I guess it depends on whether they were actually running out of room. Also relevant is whether the box you added has drawn frames. Without drawn frames, the bees won’t use it until spring. From now until shortly after the winter solstice, your colony will continue to get smaller, which means it will require less room, not more.

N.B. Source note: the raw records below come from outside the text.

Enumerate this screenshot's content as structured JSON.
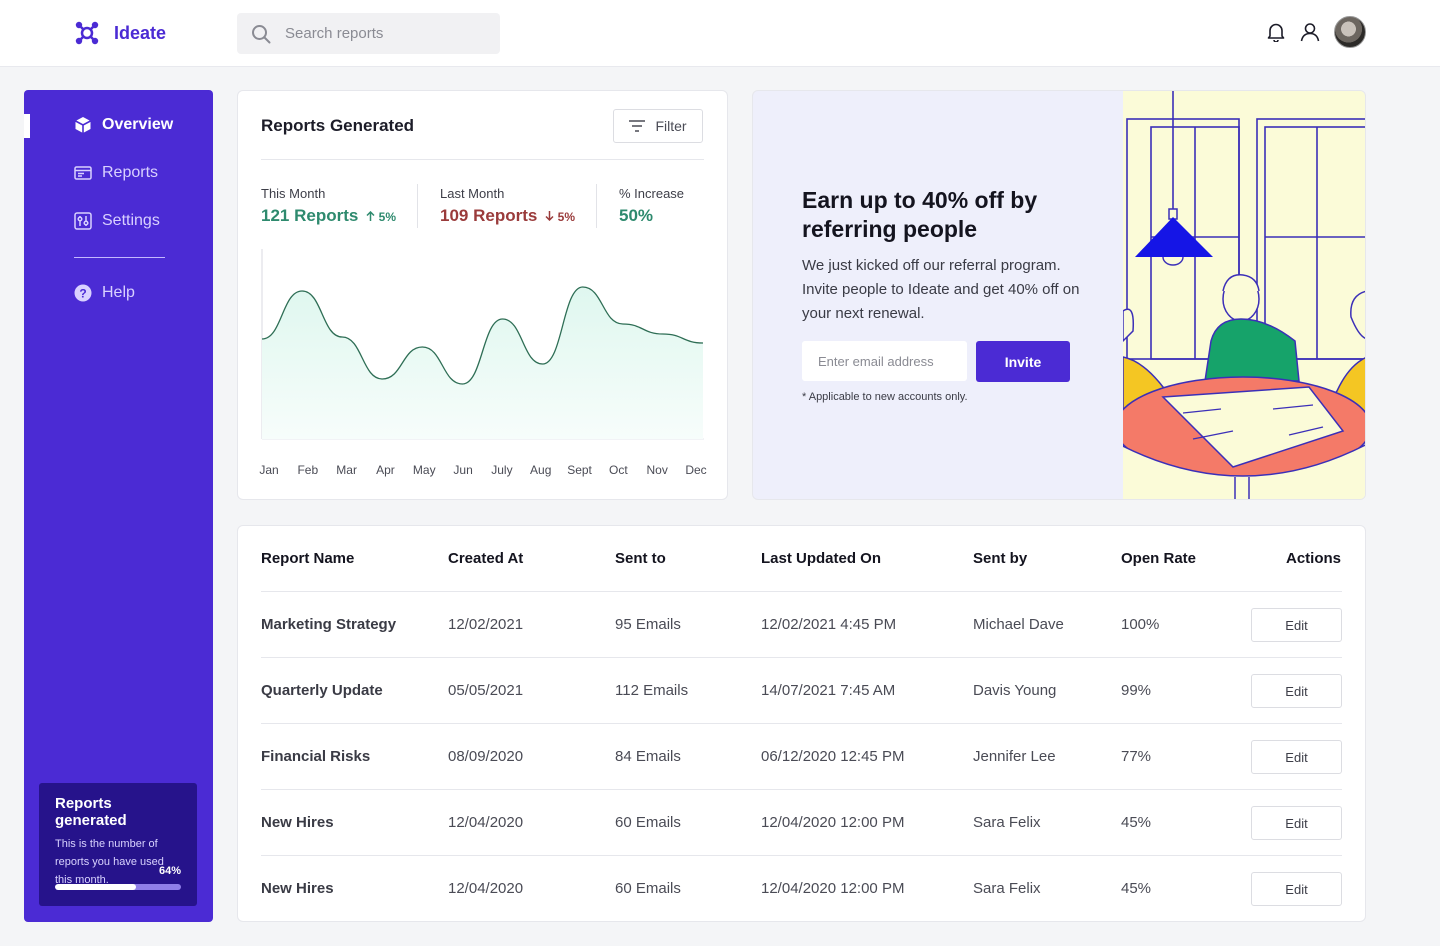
{
  "app": {
    "name": "Ideate",
    "logo_icon": "molecule-logo-icon",
    "accent": "#4b2bd4"
  },
  "search": {
    "placeholder": "Search reports",
    "icon": "search-icon"
  },
  "header_icons": [
    "bell-icon",
    "user-icon",
    "avatar"
  ],
  "sidebar": {
    "items": [
      {
        "label": "Overview",
        "icon": "cube-icon",
        "active": true
      },
      {
        "label": "Reports",
        "icon": "reports-icon",
        "active": false
      },
      {
        "label": "Settings",
        "icon": "settings-icon",
        "active": false
      },
      {
        "label": "Help",
        "icon": "help-icon",
        "active": false
      }
    ],
    "usage": {
      "title": "Reports generated",
      "description": "This is the number of reports you have used this month.",
      "percent_label": "64%",
      "percent": 64
    }
  },
  "chart_card": {
    "title": "Reports Generated",
    "filter_label": "Filter",
    "stats": [
      {
        "label": "This Month",
        "value": "121 Reports",
        "change": "5%",
        "direction": "up",
        "color": "#2e8a6e"
      },
      {
        "label": "Last Month",
        "value": "109 Reports",
        "change": "5%",
        "direction": "down",
        "color": "#9a3b3b"
      },
      {
        "label": "% Increase",
        "value": "50%",
        "color": "#2e8a6e"
      }
    ]
  },
  "chart_data": {
    "type": "area",
    "categories": [
      "Jan",
      "Feb",
      "Mar",
      "Apr",
      "May",
      "Jun",
      "July",
      "Aug",
      "Sept",
      "Oct",
      "Nov",
      "Dec"
    ],
    "values": [
      100,
      148,
      102,
      60,
      92,
      55,
      120,
      75,
      152,
      115,
      105,
      96
    ],
    "ylim": [
      0,
      190
    ],
    "grid": false,
    "line_color": "#2e6e55",
    "fill_color": "#e6f9f3"
  },
  "referral": {
    "title": "Earn up to 40% off by referring people",
    "body": "We just kicked off our referral program. Invite people to Ideate and get 40% off on your next renewal.",
    "email_placeholder": "Enter email address",
    "invite_label": "Invite",
    "note": "* Applicable to new accounts only."
  },
  "table": {
    "headers": [
      "Report Name",
      "Created At",
      "Sent to",
      "Last Updated On",
      "Sent by",
      "Open Rate",
      "Actions"
    ],
    "edit_label": "Edit",
    "rows": [
      {
        "name": "Marketing Strategy",
        "created": "12/02/2021",
        "sent_to": "95 Emails",
        "updated": "12/02/2021 4:45 PM",
        "sent_by": "Michael Dave",
        "open_rate": "100%"
      },
      {
        "name": "Quarterly Update",
        "created": "05/05/2021",
        "sent_to": "112 Emails",
        "updated": "14/07/2021 7:45 AM",
        "sent_by": "Davis Young",
        "open_rate": "99%"
      },
      {
        "name": "Financial Risks",
        "created": "08/09/2020",
        "sent_to": "84 Emails",
        "updated": "06/12/2020 12:45 PM",
        "sent_by": "Jennifer Lee",
        "open_rate": "77%"
      },
      {
        "name": "New Hires",
        "created": "12/04/2020",
        "sent_to": "60 Emails",
        "updated": "12/04/2020 12:00 PM",
        "sent_by": "Sara Felix",
        "open_rate": "45%"
      },
      {
        "name": "New Hires",
        "created": "12/04/2020",
        "sent_to": "60 Emails",
        "updated": "12/04/2020 12:00 PM",
        "sent_by": "Sara Felix",
        "open_rate": "45%"
      }
    ]
  }
}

Just check that extra box in a few weeks. If nothing is happening with it, I would remove it. If they are actually doing something up there, then leave it on.

Christy P
Reply

I have a question but not sure how to word it. I’m new to beekeeping, live in Calif. Due to a lot of responsibilities I’m afraid I’ve been neglectful of my bees, which were a gift. In checking them this weekend I’ve discovered there are several frames missing from the lower levels, so the bees have built their own pseudo frames. When I pull out an upper frame, the whole lower level comes out and I’m not sure how to deal with it. I can replace a missing frame, but so far I’ve just left it because I don’t want to do more damage. Because it’s been warm this past week (finally, for a change — it’s been a cold summer here, around 65 on a good day), I’ve been watching a bit of bearding just in the last 2 days and that’s how I found your site… which I absolutely love and fully appreciate. Any advice for me? I have 5 hives, each with a large brood box and a large super. I’ll keep perusing your site, which is wonderfully informative.

Rusty
Reply

Christy,

What I would do is cut the long combs at the proper length and then take the cut-off piece and tie it into a new frame. Be careful not to damage the queen, but don’t worry about sacrificing some larvae. It’s important to have moveable frames, and this problem will only get worse. Use string wrapped around the comb and the frame to hold it in place. It’s a bit tricky but can be done. Remember to tie the piece near the top of the frame. After a week or so, the bees will attach it to the frame and they will also remove the string. Very convenient. Some people prefer rubber bands, and that works just as well.

Dimitri
Reply

I’m in Asia and here we have Asian honey bees, Apis cerana indica. My bees are bearding usually at night all around the year when their colony is large. By the way, none of my bee colonies are big like yours. Apis cerana doesn’t make huge nests as Apis mellifera does,

Rusty
Reply

Dimitri,

So interesting. I didn’t know Apis cerana would beard, but it makes sense. Good to know.